Paper Reading: What Bugs Live in the Cloud? A Study of 3000+ Issues in Cloud Systems

September 9, 2019

读后感

对 issue 进行合理的分类整理这件事情本身需要一定的经验，这篇 paper 对 issue 进行了多维度分类，非常有参考价值。另外，paper 对 issue 出现的原因进行了统计学的分析，并给出他们自己的一些猜测，这个统计结果对我们找 bug、设计测试用例具有指导性的意义。

读完整篇 paper，有利于拓展我们的思维，形成一些方法论，尤其是我们在 review bug 的时候：

bug 出现原因，原因的原因
- 硬件有啥问题，宕机/慢/数据丢失
- 软件又是什么问题
  - 错误处理
  - 配置
  - hang 住
  - data race
  - 其它逻辑问题
bug 影响范围、类型
- 单机、集群
- 多长时间
- 性能、稳定性、可用性
- 数据不一致
- 影响扩展
bug 所属组件

一篇 paper 所能提供的内容总是有限的，我认为这篇 paper 主要精力还是花在统计和分类上，但是从这个统计分类结果中，我们能领悟什么、学习到什么、总结出什么结论，就看我们自己的造化了。

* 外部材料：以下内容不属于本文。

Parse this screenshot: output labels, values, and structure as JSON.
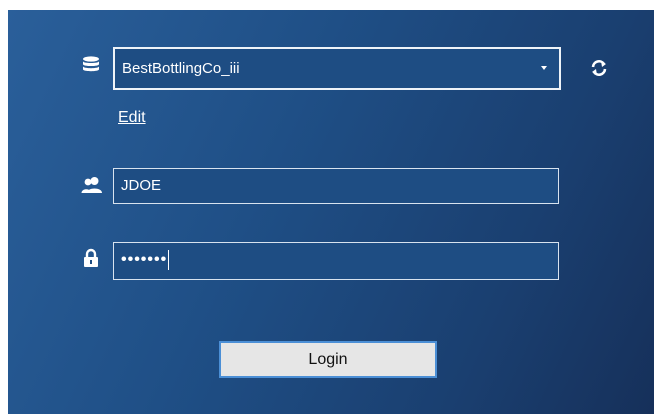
{
  "database": {
    "selected": "BestBottlingCo_iii",
    "icon": "database-icon",
    "refresh_icon": "refresh-icon"
  },
  "edit": {
    "label": "Edit"
  },
  "user": {
    "icon": "users-icon",
    "value": "JDOE"
  },
  "password": {
    "icon": "lock-icon",
    "masked_value": "•••••••"
  },
  "login": {
    "label": "Login"
  },
  "colors": {
    "panel_start": "#2a5f9a",
    "panel_end": "#16305a",
    "button_border": "#4b8fd6"
  }
}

PDF 链接：https://ucare.cs.uchicago.edu/pdf/socc14-cbs.pdf

摘要：我们回顾了 6 个的云系统(cloud system)（Hadoop MapReduce, HDFS, HBase, Cassandra, ZooKeeper）三年间出现的 21399 个 issue。从这里面，选出了 3655 个重要的(vital) issues 并进行了分类，并把结果整理成一个数据库 Cloud Bug Study database (CbsDB)。

介绍

动机

cloud system 发展迅速，并且越来越重要。但这些系统都存在 bug，它们的稳定性还有很高的提升空间。

This paper was started with a simple question: why are cloud systems not 100% dependable? In our attempt to pro- vide an intelligent answer, the question has led us to many more intricate questions. Why is it hard to develop a fully reliable cloud systems? What bugs “live” in cloud systems? How should we properly classify bugs in cloud systems? Are there new classes of bugs unique to cloud systems? What types of bugs can only be found in deployment? Why existing tools (unit tests, model checkers, etc.) cannot capture those bugs prior to deployment? And finally, how should cloud dependability tools evolve in the near future?

为了定位上面这些问题，网上的一些博客并不足够，但好在开源系统的 issue 是公开的。

Cloud Bug Study

这篇论文展示了我们一年内对 6 个系统的 issues 研究成果。

总共有 2 万多个 issue，我们选了 3655 个重要的，类似代码重构、单元测试、文档内的 issue 都属于不重要的类型，不在他们的研究范围内。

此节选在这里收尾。